A recent study has found that 37% of Alexa top 75K websites has at least one vulnerability and almost 10% at least two. Maybe even more shockingly, 26% of Alexa top 500 websites use vulnerable libraries.
The browser vendors working on WebAssembly have reached a "consensus" on an initial implementation set, allowing browsers to ship it on by default. While this is an important milestone, the initial implementation won't immediately result in significant uptake by developers as important features such as DOM integration and garbage collection are not yet part of the spec.

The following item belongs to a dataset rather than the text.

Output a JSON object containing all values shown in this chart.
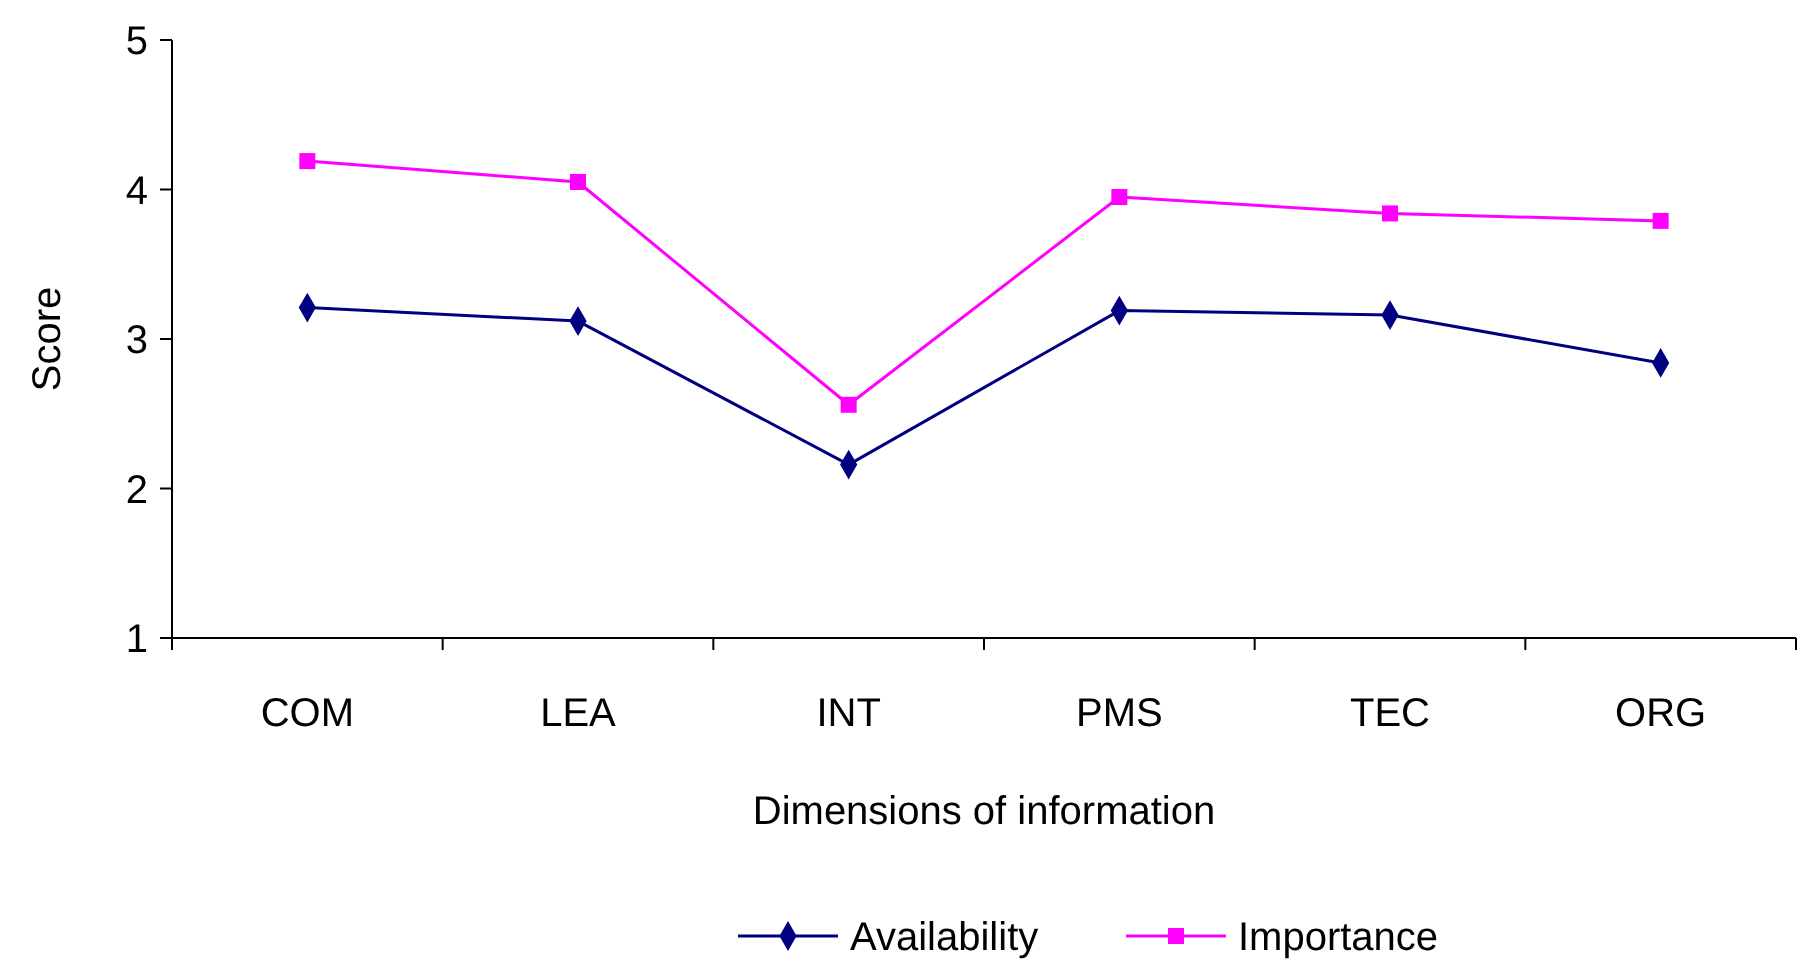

Node.js 7.6 has shipped with official support for async/await enabled by default and better performance on low-memory devices.
Apple has proposed a new GPU API for the browser, called WebGPU. Google has another solution called NXT in the development.
Twitter recently switched all of their mobile web traffic over to their new web stack, running Node.js on the back end, and a React-based Progressive Web App in the browser. The ability for this technology set to handle large traffic and data proves the capabilities of the chosen stack.
Scheduled to be released sometime in February, TypeScript 2.2 has reached RC status. Besides a new JSX emit mode for React Native, it also includes a new object type to represent non-native types, better support for mixins and composable classes, and more.
Following its monthly release cycle, Microsoft Visual Studio Code has reached version 1.9, which includes support for multiple-command tasks, synchronized markdown preview, faster terminal, and more.
Oracle has recently published a new post in the series “Moving to a Plugin-Free Web,” advising developers to find replacement solutions if they still have Java applets running in production. Firefox is going to stop supporting them soon.
The Rust core team has released the stable version of 1.15, bringing with it the highly anticipated custom derive.
Starting with Chrome 56 and Firefox 51, browsers will start warning users if they browse a non-HTTPS site that contains a password or credit card input field.